SigNoz provides custom dashboards where you can build views displaying your key SLIs like request latency percentiles, error rates, and availability metrics. You create panels that show current performance against target thresholds. With alerts, you configure notifications when metrics approach SLO thresholds—for example, burn-rate alerts that fire when you're consuming your error budget faster than sustainable.

When latency SLOs are breached, distributed tracing helps you identify which services in your request path contributed to the slowdown. The correlation across signals connects metrics spikes to specific traces and logs, making it faster to diagnose why an SLI degraded.

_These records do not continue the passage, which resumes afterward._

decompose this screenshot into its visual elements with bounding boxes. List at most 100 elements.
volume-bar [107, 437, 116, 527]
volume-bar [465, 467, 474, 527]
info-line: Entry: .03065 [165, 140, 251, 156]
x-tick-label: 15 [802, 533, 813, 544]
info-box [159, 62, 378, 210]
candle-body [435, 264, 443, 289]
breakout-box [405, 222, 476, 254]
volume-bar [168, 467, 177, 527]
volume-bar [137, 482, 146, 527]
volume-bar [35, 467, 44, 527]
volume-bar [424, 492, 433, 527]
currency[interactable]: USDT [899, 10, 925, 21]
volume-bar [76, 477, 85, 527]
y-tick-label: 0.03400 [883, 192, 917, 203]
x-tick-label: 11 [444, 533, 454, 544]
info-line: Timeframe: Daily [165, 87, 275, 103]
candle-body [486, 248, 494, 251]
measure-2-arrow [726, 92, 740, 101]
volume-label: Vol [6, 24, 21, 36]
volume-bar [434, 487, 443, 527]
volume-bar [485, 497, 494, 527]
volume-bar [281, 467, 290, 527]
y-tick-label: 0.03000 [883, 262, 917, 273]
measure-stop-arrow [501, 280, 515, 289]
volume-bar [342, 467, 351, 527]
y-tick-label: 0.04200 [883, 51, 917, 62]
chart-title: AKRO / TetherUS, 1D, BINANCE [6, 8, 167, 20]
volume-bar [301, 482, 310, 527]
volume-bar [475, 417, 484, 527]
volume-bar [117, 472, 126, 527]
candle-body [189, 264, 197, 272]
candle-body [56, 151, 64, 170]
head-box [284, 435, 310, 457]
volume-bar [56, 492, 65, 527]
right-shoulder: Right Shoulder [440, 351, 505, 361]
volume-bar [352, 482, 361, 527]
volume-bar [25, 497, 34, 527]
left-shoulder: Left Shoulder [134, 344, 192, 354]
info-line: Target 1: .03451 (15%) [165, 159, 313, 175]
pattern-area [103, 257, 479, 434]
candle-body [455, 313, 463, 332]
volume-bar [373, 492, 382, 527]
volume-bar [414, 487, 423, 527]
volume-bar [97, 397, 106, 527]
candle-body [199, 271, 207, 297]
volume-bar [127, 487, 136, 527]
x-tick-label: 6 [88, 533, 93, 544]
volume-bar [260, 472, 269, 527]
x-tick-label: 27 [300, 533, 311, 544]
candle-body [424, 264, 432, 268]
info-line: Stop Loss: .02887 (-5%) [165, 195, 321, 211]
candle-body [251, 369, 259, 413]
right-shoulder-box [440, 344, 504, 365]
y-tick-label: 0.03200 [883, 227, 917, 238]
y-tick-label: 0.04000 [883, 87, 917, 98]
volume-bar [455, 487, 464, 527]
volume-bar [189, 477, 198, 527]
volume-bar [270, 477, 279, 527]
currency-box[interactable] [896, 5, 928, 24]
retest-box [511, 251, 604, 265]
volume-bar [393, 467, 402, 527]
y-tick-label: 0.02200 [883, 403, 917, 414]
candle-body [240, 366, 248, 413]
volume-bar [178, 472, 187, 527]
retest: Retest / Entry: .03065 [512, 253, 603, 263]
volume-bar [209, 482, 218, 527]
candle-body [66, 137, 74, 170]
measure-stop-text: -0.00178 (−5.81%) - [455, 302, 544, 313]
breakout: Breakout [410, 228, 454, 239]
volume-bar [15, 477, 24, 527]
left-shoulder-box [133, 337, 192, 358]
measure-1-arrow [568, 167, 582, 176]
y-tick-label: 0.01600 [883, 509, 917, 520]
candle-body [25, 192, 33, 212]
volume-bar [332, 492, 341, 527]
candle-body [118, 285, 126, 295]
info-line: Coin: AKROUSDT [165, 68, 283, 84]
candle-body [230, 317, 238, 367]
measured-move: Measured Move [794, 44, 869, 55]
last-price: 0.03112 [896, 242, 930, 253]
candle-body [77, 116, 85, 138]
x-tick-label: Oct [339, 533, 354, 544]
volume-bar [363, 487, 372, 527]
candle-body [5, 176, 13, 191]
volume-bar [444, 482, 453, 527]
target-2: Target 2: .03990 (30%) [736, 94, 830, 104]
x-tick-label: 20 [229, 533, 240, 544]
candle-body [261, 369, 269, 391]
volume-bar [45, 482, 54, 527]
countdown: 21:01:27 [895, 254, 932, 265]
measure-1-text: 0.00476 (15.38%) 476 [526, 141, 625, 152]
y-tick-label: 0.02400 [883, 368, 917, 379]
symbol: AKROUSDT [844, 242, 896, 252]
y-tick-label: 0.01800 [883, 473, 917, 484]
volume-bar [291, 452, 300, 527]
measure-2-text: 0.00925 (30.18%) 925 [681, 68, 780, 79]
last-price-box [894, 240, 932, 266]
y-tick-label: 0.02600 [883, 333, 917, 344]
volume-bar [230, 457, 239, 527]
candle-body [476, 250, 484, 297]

After instrumenting your application with OpenTelemetry, you can create a dashboard panel showing p99 latency for your critical endpoints, add a threshold line at your SLO target (say, 200ms), configure an alert when p99 exceeds the threshold for more than 5 minutes, and link the alert to relevant traces for rapid debugging. This approach gives you visibility into SLO compliance without requiring a dedicated SLO management tool.

Get Started with SigNoz

You can choose between various deployment options in SigNoz. The easiest way to get started is SigNoz Cloud, which offers a 30-day free trial with access to all features.

If you have data privacy concerns and can't send telemetry outside your infrastructure, you can sign up for the enterprise self-hosted or BYOC offering. If you have the expertise to manage SigNoz yourself or want to start with a free self-hosted option, the community edition is available.

Key Takeaways

SLIs measure service quality—latency, availability, error rate. SLOs are internal targets for SLIs that guide engineering priorities. SLAs are contracts with consequences when SLOs aren't met. Set internal SLOs stricter than external SLAs to create a safety buffer. Error budgets give you a data-driven way to balance reliability and feature development. Real SLAs like AWS EC2 use tiered credit structures, not linear formulas. SigNoz helps you monitor SLIs through dashboards, alerts, and distributed tracing built on OpenTelemetry.